BBC Radio Leicester started in 1967 and was the country’s first local BBC radio station. When the station ‘went digital’ around 2000/2001 its analogue collections – mostly ¼” tape – were deposited with the East Midlands Oral History Archive (EMOHA) and stored at the Record Office for Leicester, Leicestershire & Rutland (ROLLR).
We have previously written posts about the station’s transport series, ‘Platform’, the archaeology series, ‘Digging Out the Past’, and a collection of slides of the station from the 1970s. This blog is about the station’s weekly investigative journalism series, ‘In Perspective’, which covered issues of the day and ran through the 1970s. Over the years, some of these have been digitised by EMOHA on an ad hoc basis, mostly for teaching purposes at the University. Thanks to the UOSH project we have had a chance to preserve many more of these recordings.
The programmes reflect the issues of the 1970s very well and cover most of the political, social and economic stories that you might expect. The many general elections of the early 1970s are there, along with the three-day week, decimalisation, joining the ‘Common Market’, industrial disputes, and the start of mass unemployment. Local elections were covered, as well as many social issues that affected the city, such as homelessness, drug addiction, domestic abuse etc. Local personalities such as George Biddles (boxing promoter) and Frank Brierley (businessman) also make appearances.
It could be argued that the importance and usefulness of local BBC radio collections has been dismissed, or taken too lightly, in the past. Political or economic decisions made at a national, or even international, level affect people and places at a very local level, and this is what the BBC collections demonstrate. For example, global trends and international trade agreements decimated Leicester’s clothing industry in a relatively short period of time, and this is reflected in local radio programmes. The voices of workers, management, trade unionists, and local politicians, have been preserved by the UOSH project and are available to be listened to, often for the first time since they were broadcast nearly 50 years ago.

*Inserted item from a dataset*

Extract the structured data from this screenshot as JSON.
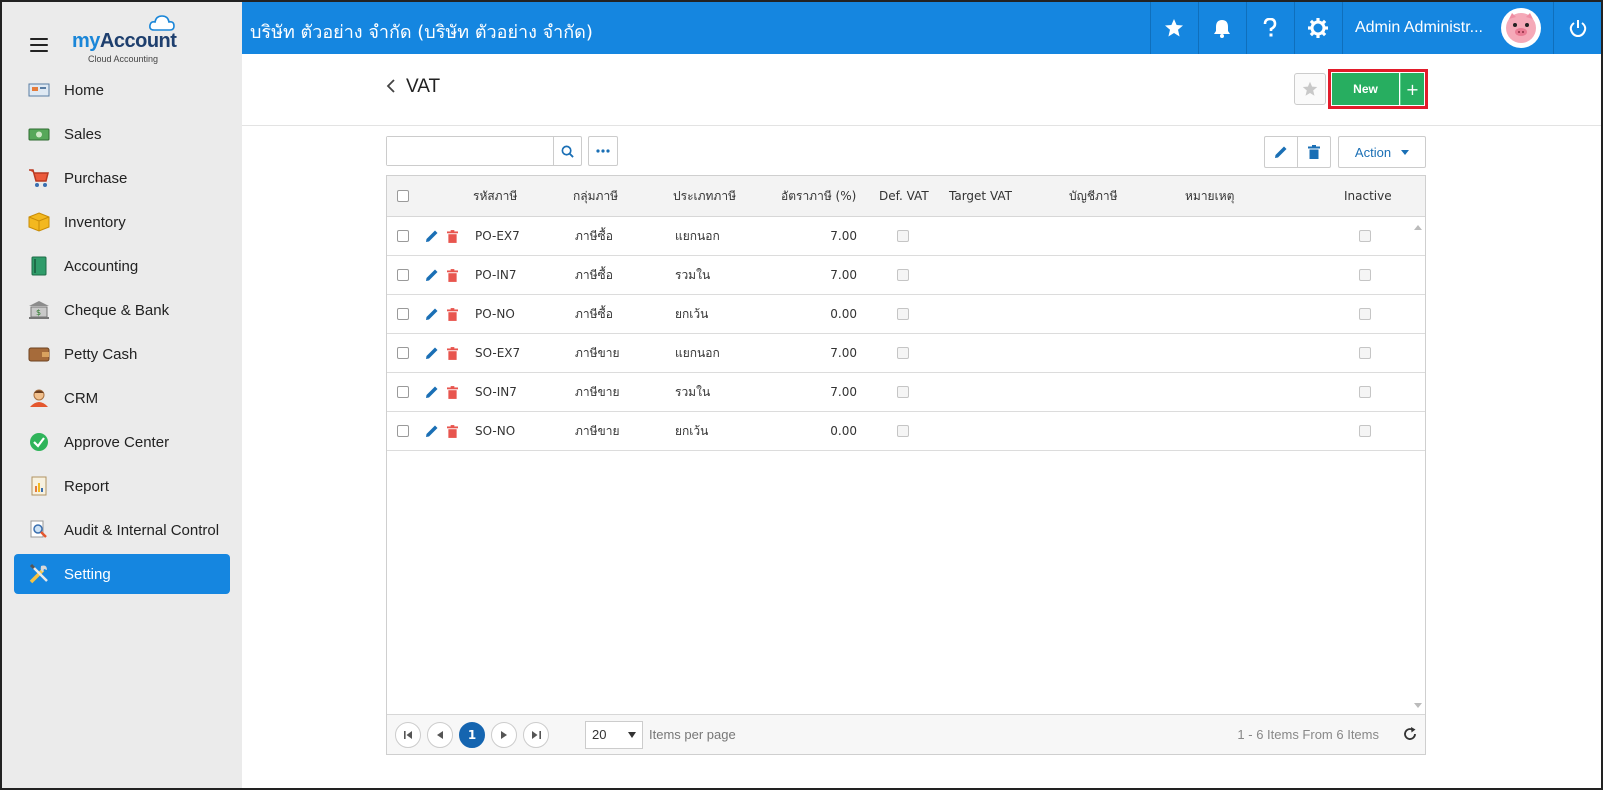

To take another example, it might be argued that reports on areas of Leicester that were about to be either slum cleared or renovated are too parochial to be of interest to anyone outside of Leicester. This would ignore that each of these local stories was an example of many such stories that were happening across the country. The slum clearances and redevelopments in cities across the UK were the result of policies made at a national level, sometimes reflecting major shifts in national opinions on how the built environment should be treated. Local radio programmes across the UK reflected how these policies were actually put into practice.

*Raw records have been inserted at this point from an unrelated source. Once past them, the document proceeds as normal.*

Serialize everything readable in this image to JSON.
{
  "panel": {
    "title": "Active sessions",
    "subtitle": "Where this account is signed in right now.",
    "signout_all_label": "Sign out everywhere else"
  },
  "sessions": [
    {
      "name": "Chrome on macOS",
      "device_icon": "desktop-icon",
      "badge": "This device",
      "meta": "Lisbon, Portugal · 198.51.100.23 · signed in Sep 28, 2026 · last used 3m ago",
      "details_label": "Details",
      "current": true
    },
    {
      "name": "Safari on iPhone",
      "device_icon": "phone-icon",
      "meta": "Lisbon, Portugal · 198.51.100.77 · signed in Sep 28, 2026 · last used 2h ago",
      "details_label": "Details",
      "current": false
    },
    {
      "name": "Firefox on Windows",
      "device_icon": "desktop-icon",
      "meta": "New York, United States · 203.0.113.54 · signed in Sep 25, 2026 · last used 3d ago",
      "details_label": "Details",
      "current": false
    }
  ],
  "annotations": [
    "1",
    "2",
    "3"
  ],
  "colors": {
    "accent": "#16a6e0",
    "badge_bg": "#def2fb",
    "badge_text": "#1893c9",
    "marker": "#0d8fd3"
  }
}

We are delighted that we have been able to preserve these programmes and believe they will be of interest not only to people from Leicester, Leicestershire and Rutland, but also to anyone with an interest of the history of the UK during the 1970s and beyond. Details of the programmes can be found on the British Library’s Sound and Moving Image catalogue and you can listen to the programmes by visiting the EMOHA at the University of Leicester or the ROLLR.